You can tell you're getting old when you have to sit down to put on your pantyhose. That's what my friend Kris told me several years ago, when she complained that now she had to sit down to put her pantyhose on.

Kris is about the same age as me. Until then, I  never gave any thought to how I put on my hose. I hate them, and wear them on an only as needed basis.  However, I am proud to say I can still put them on standing up.

My husband however, is a different story. And no, he is not in the habit of wearing pantyhose. He only wore them a couple of times for scuba diving. Let me just say that seeing a 6 foot 225 pound man try to squeeze into a pair of queen size pantie hose still makes me laugh. But, that is a story for another time.

Men show they are getting older when they can no longer reach down to take off their socks. Rick has the annoying habit of standing on the toe of his sock and pulling his foot out of it.  He wears black socks and we have a light carpet. Hence, sock lint.

Studies have shown that when you are first married things like, where you squeeze the toothpaste tube, can be marriage breakers. I am pleased to say we breezed through that phase, so I am sure we will make it through this one too.

Not only does Rick leave lint all over the floor, but when he yanks his socks off he leaves them wherever they happen to land. Our laundry basket is only a couple of feet away in the next room. Sometimes I challenge him. “Honey, why can’t you pick up your socks?”

He looks at me like I’m daft and laughs. “Janie, I am going to wear them again.”

“Really? I know you’re going to wear them again. When they are clean. It’s highly unlikely you are going to continue wearing them until they are so dirty they stand up and walk to the laundry basket on their own.”

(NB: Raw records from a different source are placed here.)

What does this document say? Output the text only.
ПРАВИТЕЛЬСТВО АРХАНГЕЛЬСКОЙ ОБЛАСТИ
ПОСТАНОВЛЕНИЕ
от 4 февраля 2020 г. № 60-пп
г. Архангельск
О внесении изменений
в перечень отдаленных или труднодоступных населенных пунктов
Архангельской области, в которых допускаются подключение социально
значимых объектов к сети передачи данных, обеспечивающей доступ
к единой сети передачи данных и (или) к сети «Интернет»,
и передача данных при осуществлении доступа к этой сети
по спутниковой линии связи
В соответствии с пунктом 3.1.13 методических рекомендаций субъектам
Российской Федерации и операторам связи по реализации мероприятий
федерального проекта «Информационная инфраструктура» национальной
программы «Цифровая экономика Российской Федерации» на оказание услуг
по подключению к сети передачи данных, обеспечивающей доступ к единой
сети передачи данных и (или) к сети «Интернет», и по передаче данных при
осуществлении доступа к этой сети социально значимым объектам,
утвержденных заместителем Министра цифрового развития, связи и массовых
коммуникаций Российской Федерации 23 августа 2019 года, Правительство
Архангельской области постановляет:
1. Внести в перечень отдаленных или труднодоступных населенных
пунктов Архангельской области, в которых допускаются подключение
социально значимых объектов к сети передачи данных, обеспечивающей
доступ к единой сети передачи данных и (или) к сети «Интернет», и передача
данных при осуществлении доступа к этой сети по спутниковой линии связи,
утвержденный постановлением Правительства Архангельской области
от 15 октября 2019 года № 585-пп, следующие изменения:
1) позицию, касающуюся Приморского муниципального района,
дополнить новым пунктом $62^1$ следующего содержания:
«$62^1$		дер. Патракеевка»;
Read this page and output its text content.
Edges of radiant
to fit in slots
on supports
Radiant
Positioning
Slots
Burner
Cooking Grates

I pick up his socks and step around the corner to the dirty clothes basket. Before I can throw his socks in, I have to take his shirt off the top of the lid. Let me mention here that the lid is a light weight wicker that simply sits on top of the basket. No prying, tugging or heavy lifting involved. Apparently the biceps are the next thing to go. I bite my tongue and think back to the good of days of toothpaste.